Note: This column by Maria originally published on Feb. 23, 2013, but the “secondary/second class” question in polyamory is not going away anytime soon. And if you’re not poly, it’s a good reminder to step back and see if you’re taking anyone in your life for granted and acting out of habit. — Amanda
By Maria Padhila
About a year back I wrote about a friend who had broken up with her boyfriend and had someone wonder if she was going to make her ‘secondary’ boyfriend into her ‘primary’. At the time, we laughed at how it sounded like bringing a pitcher up from the minor leagues.

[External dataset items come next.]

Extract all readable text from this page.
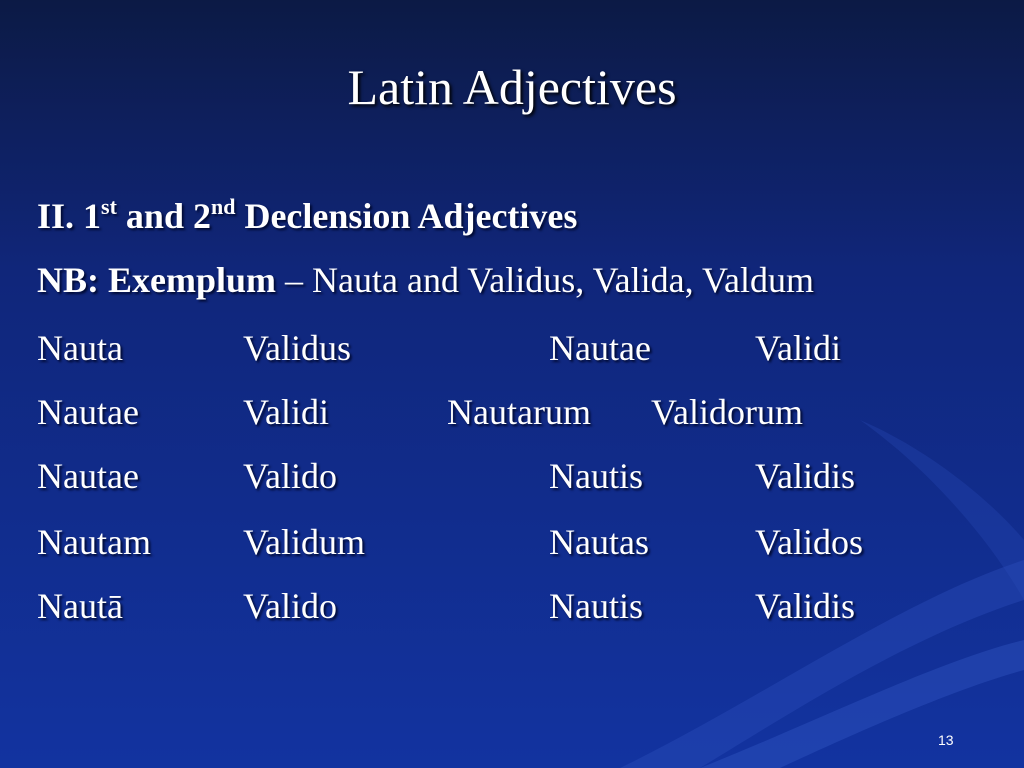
Latin Adjectives
II. 1st and 2nd Declension Adjectives
NB: Exemplum – Nauta and Validus, Valida, Valdum
Nauta	Validus	Nautae	Validi
Nautae	Validi	Nautarum Validorum
Nautae	Valido	Nautis	Validis
Nautam	Validum	Nautas	Validos
Nautā	Valido	Nautis	Validis
13
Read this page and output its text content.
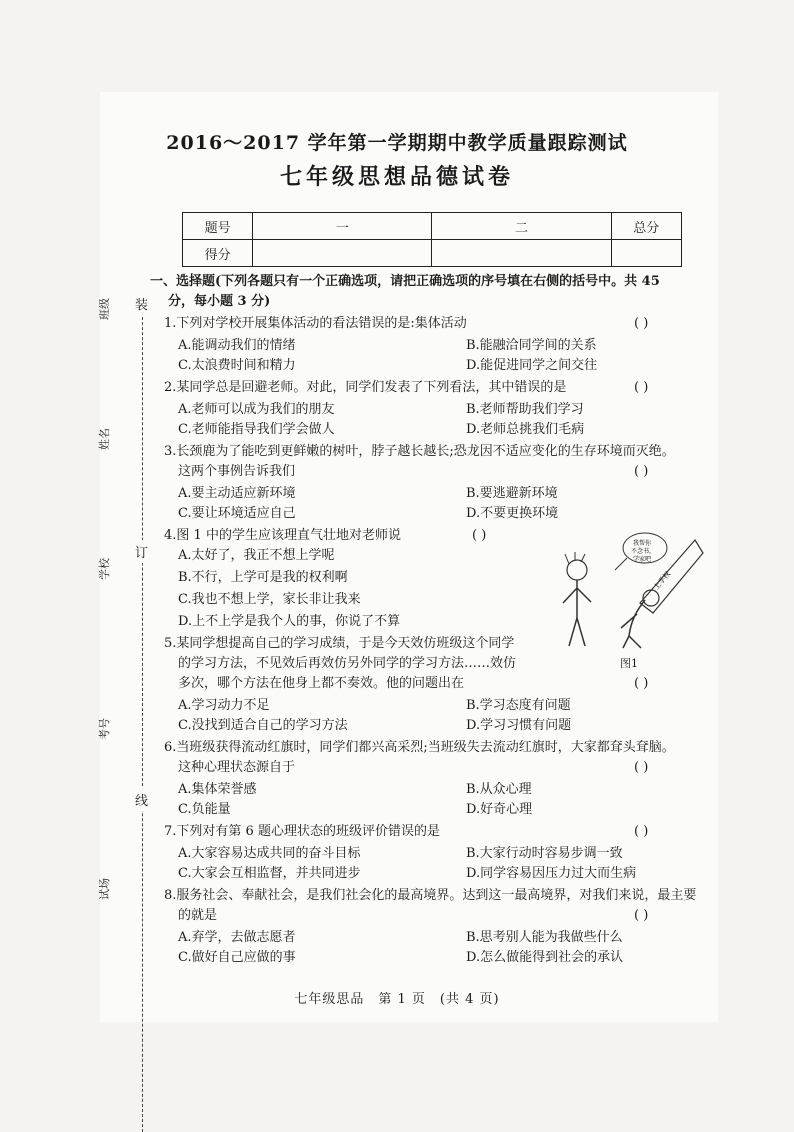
2016～2017 学年第一学期期中教学质量跟踪测试
七年级思想品德试卷
题号	一	二	总分
得分			
装
订
线
班级
姓名
学校
考号
试场
一、选择题(下列各题只有一个正确选项，请把正确选项的序号填在右侧的括号中。共 45
分，每小题 3 分)
1.下列对学校开展集体活动的看法错误的是:集体活动	( )
A.能调动我们的情绪	B.能融洽同学间的关系
C.太浪费时间和精力	D.能促进同学之间交往
2.某同学总是回避老师。对此，同学们发表了下列看法，其中错误的是	( )
A.老师可以成为我们的朋友	B.老师帮助我们学习
C.老师能指导我们学会做人	D.老师总挑我们毛病
3.长颈鹿为了能吃到更鲜嫩的树叶，脖子越长越长;恐龙因不适应变化的生存环境而灭绝。
这两个事例告诉我们	( )
A.要主动适应新环境	B.要逃避新环境
C.要让环境适应自己	D.不要更换环境
4.图 1 中的学生应该理直气壮地对老师说	( )
A.太好了，我正不想上学呢
B.不行，上学可是我的权利啊
C.我也不想上学，家长非让我来
D.上不上学是我个人的事，你说了不算
我帮你
不念书，
学家吧
上学权
图1
5.某同学想提高自己的学习成绩，于是今天效仿班级这个同学
的学习方法，不见效后再效仿另外同学的学习方法……效仿
多次，哪个方法在他身上都不奏效。他的问题出在	( )
A.学习动力不足	B.学习态度有问题
C.没找到适合自己的学习方法	D.学习习惯有问题
6.当班级获得流动红旗时，同学们都兴高采烈;当班级失去流动红旗时，大家都耷头耷脑。
这种心理状态源自于	( )
A.集体荣誉感	B.从众心理
C.负能量	D.好奇心理
7.下列对有第 6 题心理状态的班级评价错误的是	( )
A.大家容易达成共同的奋斗目标	B.大家行动时容易步调一致
C.大家会互相监督，并共同进步	D.同学容易因压力过大而生病
8.服务社会、奉献社会，是我们社会化的最高境界。达到这一最高境界，对我们来说，最主要
的就是	( )
A.弃学，去做志愿者	B.思考别人能为我做些什么
C.做好自己应做的事	D.怎么做能得到社会的承认
七年级思品　第 1 页　(共 4 页)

Well, the boys are back in spring training, and it’s looking like the concept of ‘secondary’ itself has been cut from the team — and a good thing, too.
The Solopoly blog (“Life, relationships, and dating as a free agent”) — a really well-designed and very clearly written blog — is the perspective from a solo polyamorist woman who may or may not develop any number of different kinds of relationships at any time. But they won’t be ‘secondary’ ones. She recently created a post that went viral: Tips for Treating Non-Primary Partners Well.
Intended as a ‘living document’, it has already gotten updates and feedback from people all over. It has plenty of ideas as well as ways to become aware of your own bad habits as a ‘primary’. And it doesn’t use the s-word at all. (See? Everything about it says ‘number 2’. That’s not how you treat someone you love.) Does changing the term to ‘non-primary’ really make a difference? To me, it does.
Solopoly’s author, Aggie, defines ‘primary partner’ as a partner whom you live with, share finances with, and raise (or intend to raise) children with. As with every definition, someone’s gonna hate it, but there’s enough to it to make it a practical working one.